Is Bitcoin down at $92k? These 3 BTC charts say the worst is over

Is Bitcoin down at $92k? These 3 BTC charts say the worst is over


Bitcoin (BTC) fell 11% between January 7 and 9, falling below $92,000 for the first time in nine days.

The decline resulted in the loss of more than $257.5 million of leveraged long positions over the same period and coincided with dividend hikes, strong economic data and the upcoming inauguration of US President Donald Trump.

Despite this short-term bearish momentum, three data points indicate that the drop to $92,000 could signal a low for BTC, providing a good entry point for investors.

SOPR drops hints on the bottom of Bitcoin price

According to Onchain data, Bitcoin's Spent Price Earnings Ratio (SOPR) fell to 0.98 on January 10, indicating that short-term holders (STH) – investors who have held Bitcoin for less than 155 days – are selling at a loss.

Bitcoin's recent decline has been “driven by short-term holders realizing losses,” market intelligence firm CryptoQuant said in a Jan. 9 post on X.

“In the last 24 hours, 36.4k Bitcoins have been moved from short holders to exchanges, with the Issued Cost Profit Ratio (SOPR) dropping below 1.

Bitcoin SOPR. Source: CryptoQuant

SOPR is used to measure the profit or loss of Bitcoin products by comparing the value of the coins to their last value when they were re-issued.

Short-term SOPR focuses on coins that have moved in less than six months and can be used to indicate market sentiment. A value below 1 may indicate buying potential or market weakness, which may indicate a good time to buy.

This situation often precedes price recoveries, indicating a buying opportunity. In the year Following Bitcoin's fall to $49,577 on August 5, 2024, SOPR fell to 0.90, followed by a 31 percent price recovery three weeks later to $65,103.

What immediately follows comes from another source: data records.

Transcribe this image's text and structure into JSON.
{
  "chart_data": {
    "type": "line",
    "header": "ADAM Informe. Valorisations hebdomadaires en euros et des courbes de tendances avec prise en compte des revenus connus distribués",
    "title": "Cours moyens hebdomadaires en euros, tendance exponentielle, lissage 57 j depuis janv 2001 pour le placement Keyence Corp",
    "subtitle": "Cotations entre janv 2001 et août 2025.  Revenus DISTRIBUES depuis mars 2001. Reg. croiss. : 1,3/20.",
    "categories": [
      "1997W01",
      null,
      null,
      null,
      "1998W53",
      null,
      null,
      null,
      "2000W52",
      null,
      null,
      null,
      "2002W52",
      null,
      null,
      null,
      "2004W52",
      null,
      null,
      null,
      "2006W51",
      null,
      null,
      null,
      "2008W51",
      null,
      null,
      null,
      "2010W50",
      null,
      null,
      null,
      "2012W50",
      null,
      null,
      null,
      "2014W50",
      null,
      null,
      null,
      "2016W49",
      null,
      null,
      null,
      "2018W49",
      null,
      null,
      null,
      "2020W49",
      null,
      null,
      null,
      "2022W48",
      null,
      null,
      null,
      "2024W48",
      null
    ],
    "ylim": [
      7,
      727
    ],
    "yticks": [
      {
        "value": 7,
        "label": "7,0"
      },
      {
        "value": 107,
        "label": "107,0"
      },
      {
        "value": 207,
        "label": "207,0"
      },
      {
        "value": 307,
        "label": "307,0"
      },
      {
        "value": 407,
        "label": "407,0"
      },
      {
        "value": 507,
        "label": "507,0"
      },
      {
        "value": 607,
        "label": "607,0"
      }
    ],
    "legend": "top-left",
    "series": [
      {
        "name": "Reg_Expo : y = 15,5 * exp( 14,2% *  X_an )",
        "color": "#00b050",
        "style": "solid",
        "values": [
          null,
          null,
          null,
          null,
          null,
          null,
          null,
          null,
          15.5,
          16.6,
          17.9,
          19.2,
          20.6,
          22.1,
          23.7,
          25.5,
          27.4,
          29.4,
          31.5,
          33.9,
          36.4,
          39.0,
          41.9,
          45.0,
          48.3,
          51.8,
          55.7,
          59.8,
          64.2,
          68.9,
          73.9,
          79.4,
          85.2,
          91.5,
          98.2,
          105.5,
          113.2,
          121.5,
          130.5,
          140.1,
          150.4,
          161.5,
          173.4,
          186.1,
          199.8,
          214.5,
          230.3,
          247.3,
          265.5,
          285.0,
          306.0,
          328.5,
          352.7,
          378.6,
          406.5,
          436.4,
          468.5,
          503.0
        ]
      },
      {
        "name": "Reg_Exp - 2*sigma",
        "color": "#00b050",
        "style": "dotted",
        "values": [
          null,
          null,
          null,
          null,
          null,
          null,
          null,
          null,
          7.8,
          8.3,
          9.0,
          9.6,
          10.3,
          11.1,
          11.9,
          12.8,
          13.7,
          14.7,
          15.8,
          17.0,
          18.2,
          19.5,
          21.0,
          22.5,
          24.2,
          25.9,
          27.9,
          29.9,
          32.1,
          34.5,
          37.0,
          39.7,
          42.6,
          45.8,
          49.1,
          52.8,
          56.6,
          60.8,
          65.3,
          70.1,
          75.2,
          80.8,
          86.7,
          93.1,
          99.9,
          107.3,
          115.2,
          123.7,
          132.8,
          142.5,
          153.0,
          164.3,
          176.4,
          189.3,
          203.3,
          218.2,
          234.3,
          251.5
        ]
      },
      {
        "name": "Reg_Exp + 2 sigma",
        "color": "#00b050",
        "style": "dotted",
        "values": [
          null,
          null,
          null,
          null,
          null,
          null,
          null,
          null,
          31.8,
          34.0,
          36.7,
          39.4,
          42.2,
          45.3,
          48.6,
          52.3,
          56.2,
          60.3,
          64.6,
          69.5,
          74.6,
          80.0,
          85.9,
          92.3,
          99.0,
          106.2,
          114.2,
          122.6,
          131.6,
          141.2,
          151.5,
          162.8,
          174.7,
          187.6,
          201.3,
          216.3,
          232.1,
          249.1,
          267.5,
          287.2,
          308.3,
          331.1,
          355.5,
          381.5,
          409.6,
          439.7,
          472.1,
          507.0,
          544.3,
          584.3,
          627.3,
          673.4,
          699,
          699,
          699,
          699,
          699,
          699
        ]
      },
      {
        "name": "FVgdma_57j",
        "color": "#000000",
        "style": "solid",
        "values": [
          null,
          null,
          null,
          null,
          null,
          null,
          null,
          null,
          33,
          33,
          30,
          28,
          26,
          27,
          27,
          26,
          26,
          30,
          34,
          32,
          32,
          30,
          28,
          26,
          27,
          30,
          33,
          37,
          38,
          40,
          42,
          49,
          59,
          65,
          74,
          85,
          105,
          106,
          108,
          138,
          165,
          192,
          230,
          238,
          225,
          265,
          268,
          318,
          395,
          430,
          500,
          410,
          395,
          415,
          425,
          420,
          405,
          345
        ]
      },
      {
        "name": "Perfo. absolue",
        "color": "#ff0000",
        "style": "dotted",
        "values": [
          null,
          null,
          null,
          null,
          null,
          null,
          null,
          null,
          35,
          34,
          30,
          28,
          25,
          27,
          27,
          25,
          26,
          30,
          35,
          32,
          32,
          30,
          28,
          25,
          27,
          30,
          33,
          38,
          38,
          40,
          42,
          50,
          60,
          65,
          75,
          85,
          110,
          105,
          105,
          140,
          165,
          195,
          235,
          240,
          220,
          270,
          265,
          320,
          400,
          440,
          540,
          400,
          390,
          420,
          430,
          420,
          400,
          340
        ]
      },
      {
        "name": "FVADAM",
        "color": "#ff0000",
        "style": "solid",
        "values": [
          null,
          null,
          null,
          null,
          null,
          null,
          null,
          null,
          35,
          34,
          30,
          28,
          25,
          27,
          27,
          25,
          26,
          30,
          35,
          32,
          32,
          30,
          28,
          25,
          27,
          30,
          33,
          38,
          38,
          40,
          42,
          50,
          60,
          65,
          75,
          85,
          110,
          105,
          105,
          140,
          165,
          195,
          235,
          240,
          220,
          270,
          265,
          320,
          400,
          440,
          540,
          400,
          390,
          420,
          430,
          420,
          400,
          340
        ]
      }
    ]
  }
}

More recently, BTC's 62% rally between November 5th and December 17th, 2024, to over $108,000, saw the SOPR ratio fall below 1 on November 4th.

As such, some investors interpret the price action that saw the drop to $92,000 as a buying opportunity, not as a new bear cycle, but as a weak handshake.

“At 92.8K

“Bitcoin's $92k range is going to be where we hit hard if we want to break out.”

The sleep flow configured by the BTC component lights up green.

Another factor used to determine whether the Bitcoin market is bearish is the ratio of BTC's current market capitalization to the annual dormancy rate (measured in US dollars), which is adjusted by the entity's dormancy flow.

Historically, an indicator drop below 250,000 (red circles) provides a “good historical buy zone” and often ends significant price recoveries early or price corrections.

Cryptocurrencies, Bitcoin Price, Bitcoin Analysis, Markets, Donald Trump, Market Analysis

Bitcoin component fixed sleep flow. Source: Glassnode

The index fell from 260,278 on December 16 to a low of 210,000 on January 9.

Historically, reversals above 250,000 have coincided with the start of significant bull runs after the previous dip. One example is when Bitcoin went down in July 2021 and started a new bull run, when the indicator fell into the green zone. On November 10, Bitcoin continued to hit a record high of $69,000.

Related: Bitcoin speculators fear ‘good time to stock up' and sell for $92K

With the indicator once again sending a bullish signal, the price may recover from the recent low at $92,000 before moving higher.

Bitcoin's long-term supply spread has peaked

Additionally, the percentage of Bitcoin supply held by long-term holders (LTHs) has reached its lowest level since December 6, 2024. This means that the distribution of LTHs has occurred over the past month, possibly fueled by profits following Bitcoin's run for all. -Time high above $108,000.

Now, LTHs circulation has slowed, with the 30-day percent change in LTH supply indicating that the circulation has peaked and reached the peak of previous cycles, according to Glassnode.

Cryptocurrencies, Bitcoin Price, Bitcoin Analysis, Markets, Donald Trump, Market Analysis

Source: Glassnode

The slowdown in LTH supply distribution suggests that the market may be transitioning from a distribution phase to inventory, which is historically consistent with market bottoms.

Explaining this phenomenon in a January 10 X post, Glassnode said:

“In previous cycles, prices continued to rise even after the LTH spread peaked. This indicates that a high in a distribution does not always coincide with a macro top.

This article does not contain investment advice or recommendations. Every investment and business activity involves risk, and readers should do their own research when making a decision.